La formulation du paragraphe 8 de l’article 6 du projet d’articles s’inscrit, dans une certaine mesure, dans le cadre d’un débat doctrinal d’hier (1) et d’aujourd’hui (2) autour des motifs d’exclusion ou d’admission de cette forme de responsabilité en matière de crimes contre l’humanité.

1. Le débat d’hier

À l’occasion de l’élaboration des principaux instruments juridiques internationaux relatifs aux crimes contre l’humanité, notamment des statuts des juridictions pénales internationales, la question de la responsabilité de la personne morale a toujours été discutée pour finalement être rejetée. Les motifs généralement avancés à l’appui de cette exclusion tournent autour de la question de la divergence des systèmes et de l’opportunité de cette forme de responsabilité.

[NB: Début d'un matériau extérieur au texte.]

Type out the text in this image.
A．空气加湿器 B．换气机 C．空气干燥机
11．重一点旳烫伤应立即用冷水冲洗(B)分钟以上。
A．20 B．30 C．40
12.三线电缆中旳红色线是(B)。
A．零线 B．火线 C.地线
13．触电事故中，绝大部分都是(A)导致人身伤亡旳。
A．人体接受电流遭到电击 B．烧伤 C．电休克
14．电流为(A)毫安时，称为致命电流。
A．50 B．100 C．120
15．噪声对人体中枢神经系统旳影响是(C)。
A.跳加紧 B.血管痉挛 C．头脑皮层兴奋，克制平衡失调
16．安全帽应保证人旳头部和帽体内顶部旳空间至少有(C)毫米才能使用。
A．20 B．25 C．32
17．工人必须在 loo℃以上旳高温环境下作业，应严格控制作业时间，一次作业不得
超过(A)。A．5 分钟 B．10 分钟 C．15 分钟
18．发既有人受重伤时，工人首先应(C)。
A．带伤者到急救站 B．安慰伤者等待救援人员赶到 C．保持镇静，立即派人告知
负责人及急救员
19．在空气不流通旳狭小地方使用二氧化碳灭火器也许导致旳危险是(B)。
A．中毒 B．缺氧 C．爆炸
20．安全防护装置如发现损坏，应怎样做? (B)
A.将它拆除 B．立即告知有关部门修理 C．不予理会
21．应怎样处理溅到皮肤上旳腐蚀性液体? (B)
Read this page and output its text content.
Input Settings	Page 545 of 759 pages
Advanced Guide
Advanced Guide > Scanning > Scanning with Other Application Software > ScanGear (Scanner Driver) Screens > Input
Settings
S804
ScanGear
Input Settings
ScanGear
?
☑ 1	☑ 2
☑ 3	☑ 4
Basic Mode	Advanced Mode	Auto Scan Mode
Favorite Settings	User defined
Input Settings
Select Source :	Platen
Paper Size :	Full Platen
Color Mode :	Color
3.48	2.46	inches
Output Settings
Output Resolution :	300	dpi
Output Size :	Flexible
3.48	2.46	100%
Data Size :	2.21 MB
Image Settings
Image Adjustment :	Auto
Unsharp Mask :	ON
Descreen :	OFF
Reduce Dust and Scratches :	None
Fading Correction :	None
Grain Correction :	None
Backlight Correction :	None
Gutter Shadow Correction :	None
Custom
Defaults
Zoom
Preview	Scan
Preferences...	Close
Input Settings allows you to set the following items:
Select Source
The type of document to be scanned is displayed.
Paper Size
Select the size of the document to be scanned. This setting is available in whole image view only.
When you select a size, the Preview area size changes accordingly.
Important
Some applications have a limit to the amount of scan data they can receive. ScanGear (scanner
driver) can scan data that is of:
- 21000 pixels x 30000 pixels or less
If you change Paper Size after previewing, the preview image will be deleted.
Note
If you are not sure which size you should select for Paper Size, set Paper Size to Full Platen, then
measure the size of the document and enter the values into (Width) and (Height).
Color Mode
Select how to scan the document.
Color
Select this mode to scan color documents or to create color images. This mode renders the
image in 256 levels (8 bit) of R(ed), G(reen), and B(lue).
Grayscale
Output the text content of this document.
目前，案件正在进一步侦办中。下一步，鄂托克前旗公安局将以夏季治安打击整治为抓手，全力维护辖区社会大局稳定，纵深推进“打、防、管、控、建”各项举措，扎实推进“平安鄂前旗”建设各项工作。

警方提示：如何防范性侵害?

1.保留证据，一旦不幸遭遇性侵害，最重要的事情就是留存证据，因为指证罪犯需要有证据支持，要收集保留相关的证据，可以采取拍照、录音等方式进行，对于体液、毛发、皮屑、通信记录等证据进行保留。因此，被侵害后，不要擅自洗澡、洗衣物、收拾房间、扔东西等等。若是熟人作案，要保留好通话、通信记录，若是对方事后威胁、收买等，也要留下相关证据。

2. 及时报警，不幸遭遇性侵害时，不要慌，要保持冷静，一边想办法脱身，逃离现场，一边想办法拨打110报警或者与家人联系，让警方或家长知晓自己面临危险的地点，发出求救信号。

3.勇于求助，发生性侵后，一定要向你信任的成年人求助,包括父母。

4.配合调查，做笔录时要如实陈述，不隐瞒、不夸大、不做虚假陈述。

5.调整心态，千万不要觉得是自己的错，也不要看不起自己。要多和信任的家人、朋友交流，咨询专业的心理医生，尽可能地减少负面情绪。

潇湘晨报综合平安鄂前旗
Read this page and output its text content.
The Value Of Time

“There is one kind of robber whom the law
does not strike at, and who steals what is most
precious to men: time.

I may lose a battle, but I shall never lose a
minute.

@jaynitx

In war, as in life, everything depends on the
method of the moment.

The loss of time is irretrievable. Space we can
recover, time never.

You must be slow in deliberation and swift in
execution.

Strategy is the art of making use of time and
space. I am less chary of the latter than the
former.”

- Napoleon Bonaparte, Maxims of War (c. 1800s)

En premier lieu, depuis Nuremberg, les avis ont toujours divergé sur la nécessité d’inscrire la responsabilité des personnes morales dans les statuts des juridictions pénales internationales. Si dans la perspective des tribunaux militaires internationaux de Nuremberg et de Tokyo, la question de la responsabilité des entités collectives revêtait un caractère accessoire[22], après Nuremberg le débat autour de l’opportunité de cette forme de responsabilité nait essentiellement de la divergence théorique entre systèmes juridiques. En effet, si de nombreux pays ont intégré le principe de la responsabilité pénale des personnes morales en droit interne, reste que plusieurs autres pays méconnaissent encore ce principe[23]. De même, parmi les pays ayant consacré la responsabilité pénale des personnes morales, de nombreuses divergences existent entre eux. Elles concernent non seulement les infractions susceptibles d’engager la responsabilité de la personne morale, mais aussi et surtout la catégorie des personnes physiques dont le comportement peut être attribué à la personne morale[24]. Les divergences de la communauté internationale au sujet de la responsabilité des personnes morales sont apparues lors de l’adoption du Statut de Rome[25].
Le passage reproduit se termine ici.